Depuis 1999, date à laquelle le Flanders Fields Museum d’Ypres lui a demandé de créer une œuvre sur le thème de la guerre, les carcasses de chevaux ont joué un rôle central dans l’œuvre de De Bruyckere. Dans les archives du musée, elle a découvert des centaines de photos des champs de bataille de la Première Guerre mondiale.
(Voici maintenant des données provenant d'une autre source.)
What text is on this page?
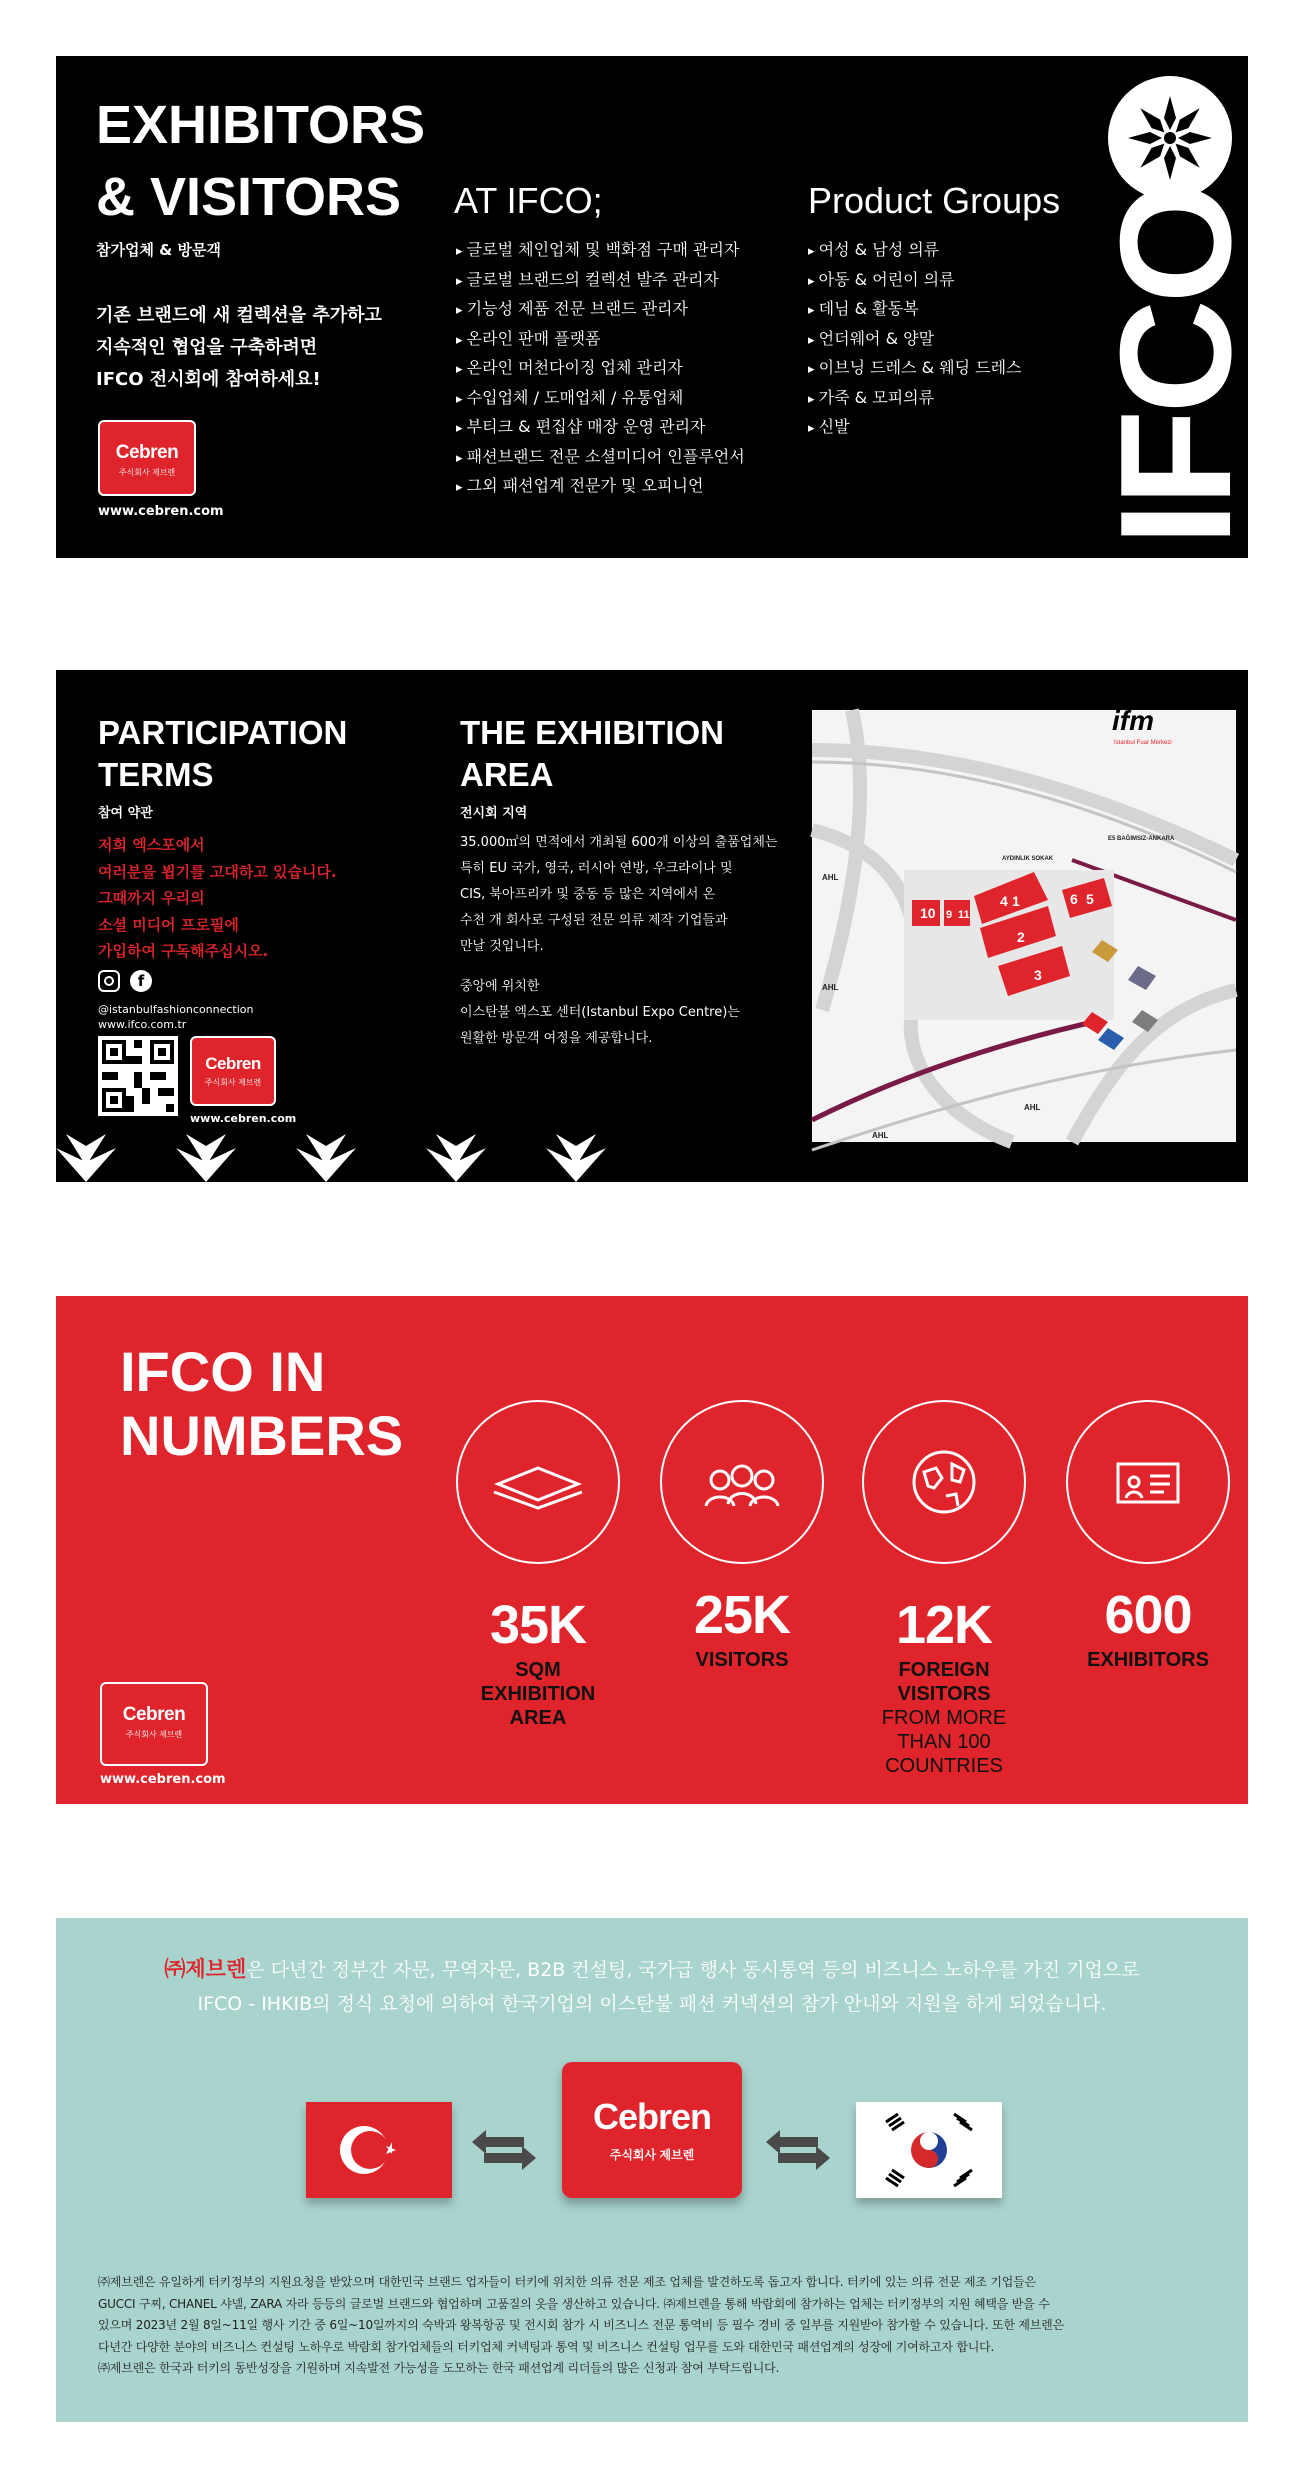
EXHIBITORS
& VISITORS AT IFCO;
참가업체 & 방문객
기존 브랜드에 새 컬렉션을 추가하고
지속적인 협업을 구축하려면
IFCO 전시회에 참여하세요!
Cebren
주식회사 제브렌
www.cebren.com
▸ 글로벌 체인업체 및 백화점 구매 관리자
▸ 글로벌 브랜드의 컬렉션 발주 관리자
▸ 기능성 제품 전문 브랜드 관리자
▸ 온라인 판매 플랫폼
▸ 온라인 머천다이징 업체 관리자
▸ 수입업체 / 도매업체 / 유통업체
▸ 부티크 & 편집샵 매장 운영 관리자
▸ 패션브랜드 전문 소셜미디어 인플루언서
▸ 그외 패션업계 전문가 및 오피니언
Product Groups
▸ 여성 & 남성 의류
▸ 아동 & 어린이 의류
▸ 데님 & 활동복
▸ 언더웨어 & 양말
▸ 이브닝 드레스 & 웨딩 드레스
▸ 가죽 & 모피의류
▸ 신발	IFCO
PARTICIPATION
TERMS
참여 약관
저희 엑스포에서
여러분을 뵙기를 고대하고 있습니다.
그때까지 우리의
소셜 미디어 프로필에
가입하여 구독해주십시오.
f
@istanbulfashionconnection
www.ifco.com.tr
Cebren
주식회사 제브렌
www.cebren.com
THE EXHIBITION
AREA
전시회 지역
35.000㎡의 면적에서 개최될 600개 이상의 출품업체는
특히 EU 국가, 영국, 러시아 연방, 우크라이나 및
CIS, 북아프리카 및 중동 등 많은 지역에서 온
수천 개 회사로 구성된 전문 의류 제작 기업들과
만날 것입니다.
중앙에 위치한
이스탄불 엑스포 센터(Istanbul Expo Centre)는
원활한 방문객 여정을 제공합니다.
10 9 11
1
2
3
4	5
6
ifm
Istanbul Fuar Merkezi
AHL
AHL
AHL
AHL
E5 BAĞIMSIZ-ANKARA
AYDINLIK SOKAK
IFCO IN
NUMBERS
Cebren
주식회사 제브렌
www.cebren.com
35K
SQM
EXHIBITION
AREA
25K
VISITORS
12K
FOREIGN
VISITORS
FROM MORE
THAN 100
COUNTRIES
600
EXHIBITORS
㈜제브렌은 다년간 정부간 자문, 무역자문, B2B 컨설팅, 국가급 행사 동시통역 등의 비즈니스 노하우를 가진 기업으로
IFCO - IHKIB의 정식 요청에 의하여 한국기업의 이스탄불 패션 커넥션의 참가 안내와 지원을 하게 되었습니다.
Cebren
주식회사 제브렌
㈜제브렌은 유일하게 터키정부의 지원요청을 받았으며 대한민국 브랜드 업자들이 터키에 위치한 의류 전문 제조 업체를 발견하도록 돕고자 합니다. 터키에 있는 의류 전문 제조 기업들은
GUCCI 구찌, CHANEL 샤넬, ZARA 자라 등등의 글로벌 브랜드와 협업하며 고품질의 옷을 생산하고 있습니다. ㈜제브렌을 통해 박람회에 참가하는 업체는 터키정부의 지원 혜택을 받을 수
있으며 2023년 2월 8일~11일 행사 기간 중 6일~10일까지의 숙박과 왕복항공 및 전시회 참가 시 비즈니스 전문 통역비 등 필수 경비 중 일부를 지원받아 참가할 수 있습니다. 또한 제브렌은
다년간 다양한 분야의 비즈니스 컨설팅 노하우로 박람회 참가업체들의 터키업체 커넥팅과 통역 및 비즈니스 컨설팅 업무를 도와 대한민국 패션업계의 성장에 기여하고자 합니다.
㈜제브렌은 한국과 터키의 동반성장을 기원하며 지속발전 가능성을 도모하는 한국 패션업계 리더들의 많은 신청과 참여 부탁드립니다.
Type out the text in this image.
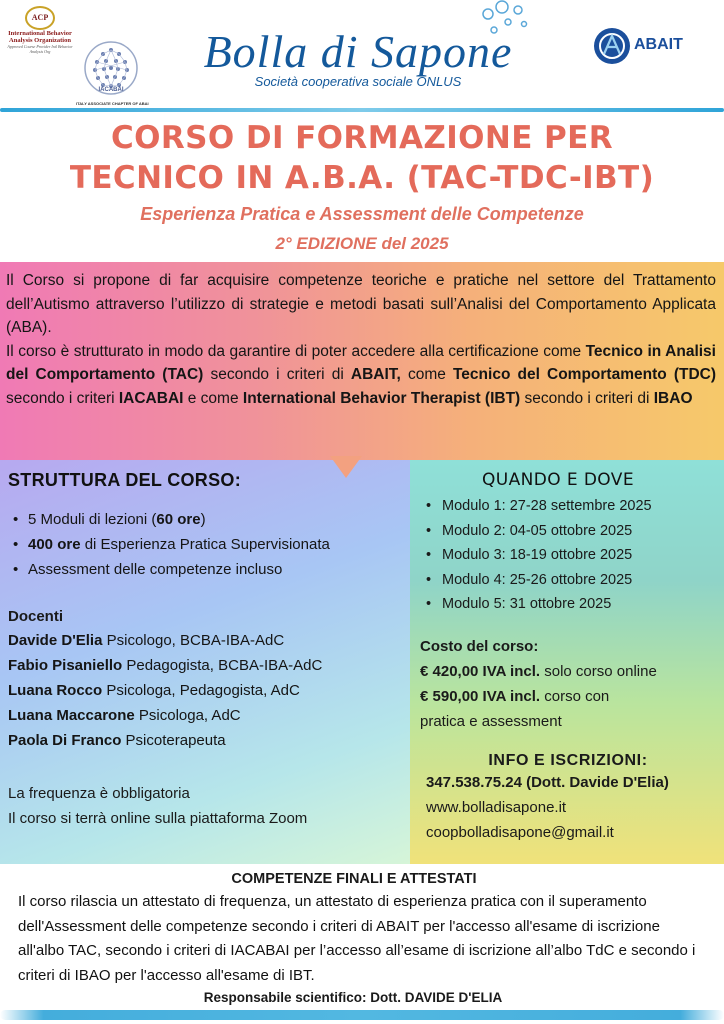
ACP
International Behavior
Analysis Organization
Approved Course Provider Intl Behavior Analysis Org
IACABAI
ITALY ASSOCIATE CHAPTER OF ABAI
Bolla di Sapone
Società cooperativa sociale ONLUS
ABAIT
CORSO DI FORMAZIONE PER
TECNICO IN A.B.A. (TAC-TDC-IBT)
Esperienza Pratica e Assessment delle Competenze
2° EDIZIONE del 2025

Il Corso si propone di far acquisire competenze teoriche e pratiche nel settore del Trattamento dell’Autismo attraverso l’utilizzo di strategie e metodi basati sull’Analisi del Comportamento Applicata (ABA).

Il corso è strutturato in modo da garantire di poter accedere alla certificazione come Tecnico in Analisi del Comportamento (TAC) secondo i criteri di ABAIT, come Tecnico del Comportamento (TDC) secondo i criteri IACABAI e come International Behavior Therapist (IBT) secondo i criteri di IBAO

STRUTTURA DEL CORSO:
• 5 Moduli di lezioni (60 ore)
• 400 ore di Esperienza Pratica Supervisionata
• Assessment delle competenze incluso
Docenti
Davide D'Elia Psicologo, BCBA-IBA-AdC
Fabio Pisaniello Pedagogista, BCBA-IBA-AdC
Luana Rocco Psicologa, Pedagogista, AdC
Luana Maccarone Psicologa, AdC
Paola Di Franco Psicoterapeuta
La frequenza è obbligatoria
Il corso si terrà online sulla piattaforma Zoom
QUANDO E DOVE
• Modulo 1: 27-28 settembre 2025
• Modulo 2: 04-05 ottobre 2025
• Modulo 3: 18-19 ottobre 2025
• Modulo 4: 25-26 ottobre 2025
• Modulo 5: 31 ottobre 2025
Costo del corso:
€ 420,00 IVA incl. solo corso online
€ 590,00 IVA incl. corso con
pratica e assessment
INFO E ISCRIZIONI:
347.538.75.24 (Dott. Davide D'Elia)
www.bolladisapone.it
coopbolladisapone@gmail.it
COMPETENZE FINALI E ATTESTATI
Il corso rilascia un attestato di frequenza, un attestato di esperienza pratica con il superamento dell'Assessment delle competenze secondo i criteri di ABAIT per l'accesso all'esame di iscrizione all'albo TAC, secondo i criteri di IACABAI per l’accesso all’esame di iscrizione all’albo TdC e secondo i criteri di IBAO per l'accesso all'esame di IBT.
Responsabile scientifico: Dott. DAVIDE D'ELIA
Dans ces photos, le cheval de cavalerie est apparu comme un symbole de la métamorphose, de l’incommensurabilité de la mort et de la destruction, et l’ampleur incalculable de la perte. Une ampleur qui, selon elle, ne pouvait être transmise par le biais de sculptures humaines.

No Life Lost II, 2015, montre les carcasses de deux chevaux entrelacés, couchés l’un sur l’autre et attachés par des ceintures en cuir dans une vitrine en verre. Bien qu’exposées à la mort, ces créatures déchues offrent néanmoins une image indélébile de beauté, de dignité et de puissance sublimes. La vitrine ne peut contenir les corps. La tête d’un des animaux porte l’élément rassurant d’une couverture, mais sous la forme ambiguë d’un bandeau, qui protège l’animal contre les stimuli extérieurs, tout en le rendant impuissant. (extrait du livret de visite de l’exposition « Engelenkeel » au Bonnefanten Museum de Maastricht en 2021)

To Zurbaràn

À côté, un émouvant poulain moulé sur un animal mort-né est posé sur une table. To Zurbaràn (2015) propose une interprétation très théâtrale de l’Agnus Dei (1635-40) du peintre espagnol… À plusieurs occasions, Berlinde De Bruyckere a également expliqué à propos de cette pièce l’écho de la photographie d’Alan Kurdi, l’enfant syrien retrouvé mort sur une plage turque.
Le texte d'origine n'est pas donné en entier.